突然,那个女人转过身来。她的脸上没有表情,眼神空洞得像两个深渊,直直地盯着镜头——也就是盯着屏幕外的林远。林远猛地后退一步,撞翻了身后的椅子。心跳如雷,在寂静的房间里回响。他意识到,这不是普通的视频文件。这是一个活生生的监控画面,或者是某种更糟糕的东西。女人张开嘴,似乎想说什么,但没有声音。只有那双眼睛,死死地盯着他,仿佛在跨越屏幕,直视他的灵魂。

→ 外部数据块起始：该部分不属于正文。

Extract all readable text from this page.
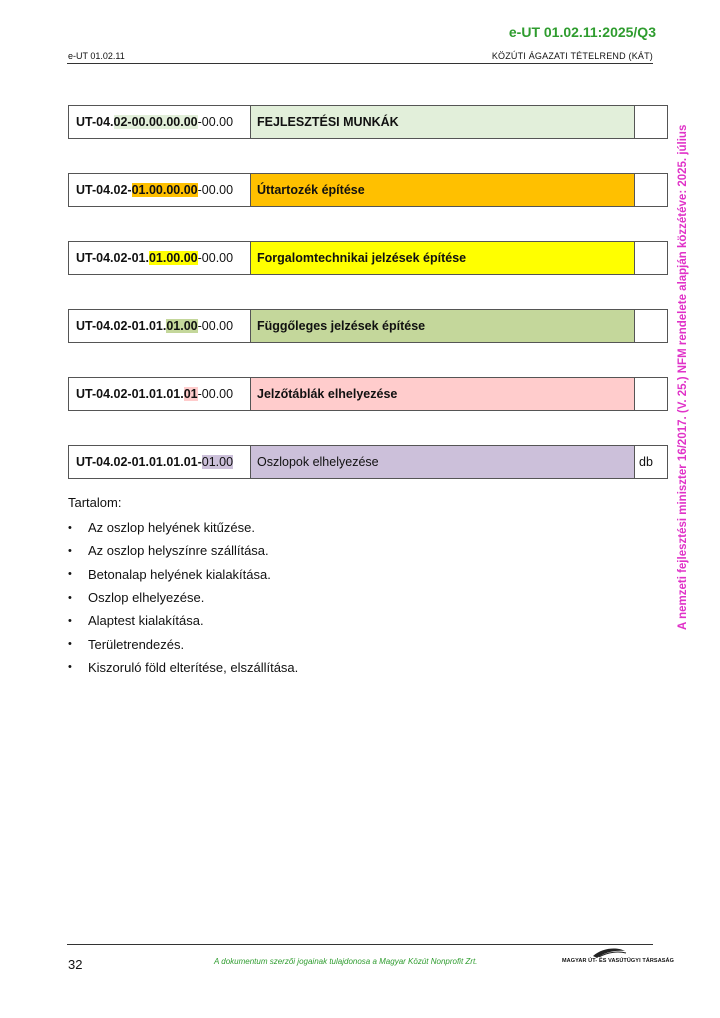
e-UT 01.02.11:2025/Q3
e-UT 01.02.11	KÖZÚTI ÁGAZATI TÉTELREND (KÁT)
UT-04. 02-00.00.00.00 -00.00	FEJLESZTÉSI MUNKÁK
UT-04.02- 01.00.00.00 -00.00	Úttartozék építése
UT-04.02-01. 01.00.00 -00.00	Forgalomtechnikai jelzések építése
UT-04.02-01.01. 01.00 -00.00	Függőleges jelzések építése
UT-04.02-01.01.01. 01 -00.00	Jelzőtáblák elhelyezése
UT-04.02-01.01.01.01- 01.00	Oszlopok elhelyezése	db
Tartalom:
•	Az oszlop helyének kitűzése.
•	Az oszlop helyszínre szállítása.
•	Betonalap helyének kialakítása.
•	Oszlop elhelyezése.
•	Alaptest kialakítása.
•	Területrendezés.
•	Kiszoruló föld elterítése, elszállítása.
A nemzeti fejlesztési miniszter 16/2017. (V. 25.) NFM rendelete alapján közzétéve: 2025. július
32	A dokumentum szerzői jogainak tulajdonosa a Magyar Közút Nonprofit Zrt.	MAGYAR ÚT- ÉS VASÚTÜGYI TÁRSASÁG
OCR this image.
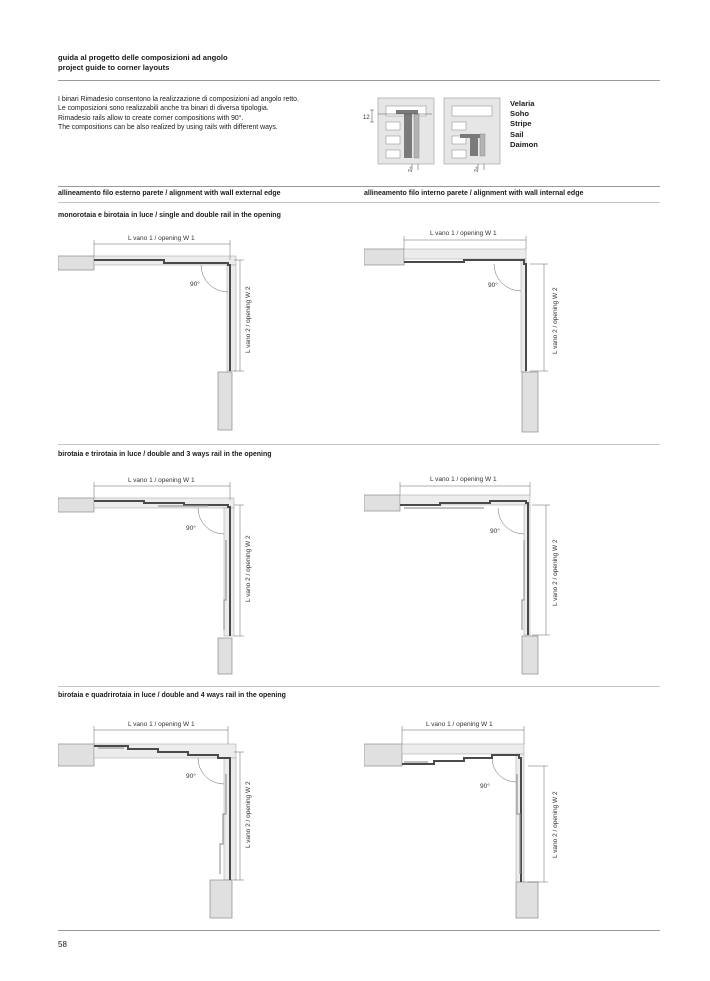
guida al progetto delle composizioni ad angolo
project guide to corner layouts

I binari Rimadesio consentono la realizzazione di composizioni ad angolo retto.

Le composizioni sono realizzabili anche tra binari di diversa tipologia.

Rimadesio rails allow to create corner compositions with 90°.

The compositions can be also realized by using rails with different ways.

12
2÷	2÷
Velaria
Soho
Stripe
Sail
Daimon
allineamento filo esterno parete / alignment with wall external edge	allineamento filo interno parete / alignment with wall internal edge
monorotaia e birotaia in luce / single and double rail in the opening
birotaia e trirotaia in luce / double and 3 ways rail in the opening
birotaia e quadrirotaia in luce / double and 4 ways rail in the opening
L vano 1 / opening W 1
90°
L vano 2 / opening W 2
L vano 1 / opening W 1
90°
L vano 2 / opening W 2
L vano 1 / opening W 1
90°
L vano 2 / opening W 2
L vano 1 / opening W 1
90°
L vano 2 / opening W 2
L vano 1 / opening W 1
90°
L vano 2 / opening W 2
L vano 1 / opening W 1
90°
L vano 2 / opening W 2
58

林远颤抖着伸出手,再次按下电源键。这一次,投影仪终于熄灭了。房间重新陷入黑暗,只有窗外偶尔划过的闪电,瞬间照亮了他苍白的脸。他大口喘着气,冷汗浸透了后背。刚才那一幕太过真实,真实到让他怀疑自己的理智。他抓起手机,想要拨打报警电话,或者至少联系朋友,但手机屏幕却是一片漆黑,无论怎么按电源键都没有反应。
就在这时,门外传来了敲门声。
“咚、咚、咚。”
声音不大,却沉重而有节奏,像是某种倒计时。林远僵在原地,喉咙发干,无法发出任何声音。他记得自己锁了门,也拉上了窗帘。谁会在这个暴雨倾盆的深夜造访?他小心翼翼地走到门边,透过猫眼向外看去。走廊里的灯坏了,一片漆黑。他什么也看不见,只能听到门外传来的轻微呼吸声,以及衣物摩擦的窸窣声。
突然,手机屏幕亮了。
林远吓得差点把手机扔出去。屏幕上没有任何图标,只有一行血红色的字,在黑暗中显得格外刺眼:“你看得够久了吗?”

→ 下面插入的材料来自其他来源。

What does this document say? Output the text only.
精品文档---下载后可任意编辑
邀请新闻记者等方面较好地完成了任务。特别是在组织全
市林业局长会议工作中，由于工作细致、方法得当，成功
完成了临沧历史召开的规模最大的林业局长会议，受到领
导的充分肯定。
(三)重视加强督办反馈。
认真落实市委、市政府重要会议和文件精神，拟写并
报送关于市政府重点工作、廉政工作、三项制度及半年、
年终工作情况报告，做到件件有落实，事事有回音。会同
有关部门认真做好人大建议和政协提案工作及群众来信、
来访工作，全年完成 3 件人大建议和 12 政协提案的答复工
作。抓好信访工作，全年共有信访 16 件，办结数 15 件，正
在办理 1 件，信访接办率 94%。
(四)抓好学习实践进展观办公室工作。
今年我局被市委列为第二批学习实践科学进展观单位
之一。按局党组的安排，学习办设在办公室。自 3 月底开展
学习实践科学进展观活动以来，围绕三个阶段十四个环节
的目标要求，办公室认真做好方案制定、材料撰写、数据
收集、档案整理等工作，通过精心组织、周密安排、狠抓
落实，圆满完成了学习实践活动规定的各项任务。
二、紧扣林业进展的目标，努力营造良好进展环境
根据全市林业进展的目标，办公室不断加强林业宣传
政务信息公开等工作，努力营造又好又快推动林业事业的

紧接着,投影仪自动重新启动。画面再次亮起,依旧是那个地下室。但这一次,那个女人不再站着,而是跪在地上,面前放着一台老式的摄像机,镜头正对着她。而在摄像机的阴影里,林远看到了自己的脸。不,那不是他的脸,那是一个和他长得一模一样的人,正坐在同样的客厅里,看着同样的屏幕,脸上带着同样痴迷而恐惧的表情。
这是一个无限的循环。
林远感到一阵眩晕,仿佛整个房间都在旋转。他意识到,自己一直以来的逃避,并没有带来安宁,反而将他推入了一个更深的深渊。那些被拉长、重复的欲望影像,不仅仅是娱乐,它们是陷阱,是吞噬灵魂的漩涡。而此刻,他已经无法逃脱。
门外的敲门声再次响起,这次更加急促,更加有力,仿佛有什么东西正试图破门而入。林远低头看向手机,那行血字消失了,取而代之的是一段新的视频预览图。图中,是他自己,正站在门口,手握门把手,准备打开那扇通往未知的门。
雨声依旧,但林远知道,有些东西已经永远改变了。他缓缓抬起手,不是去拿钥匙,而是伸向了那扇紧闭的门。在这个漫长而漫长的夜里,游戏才刚刚开始。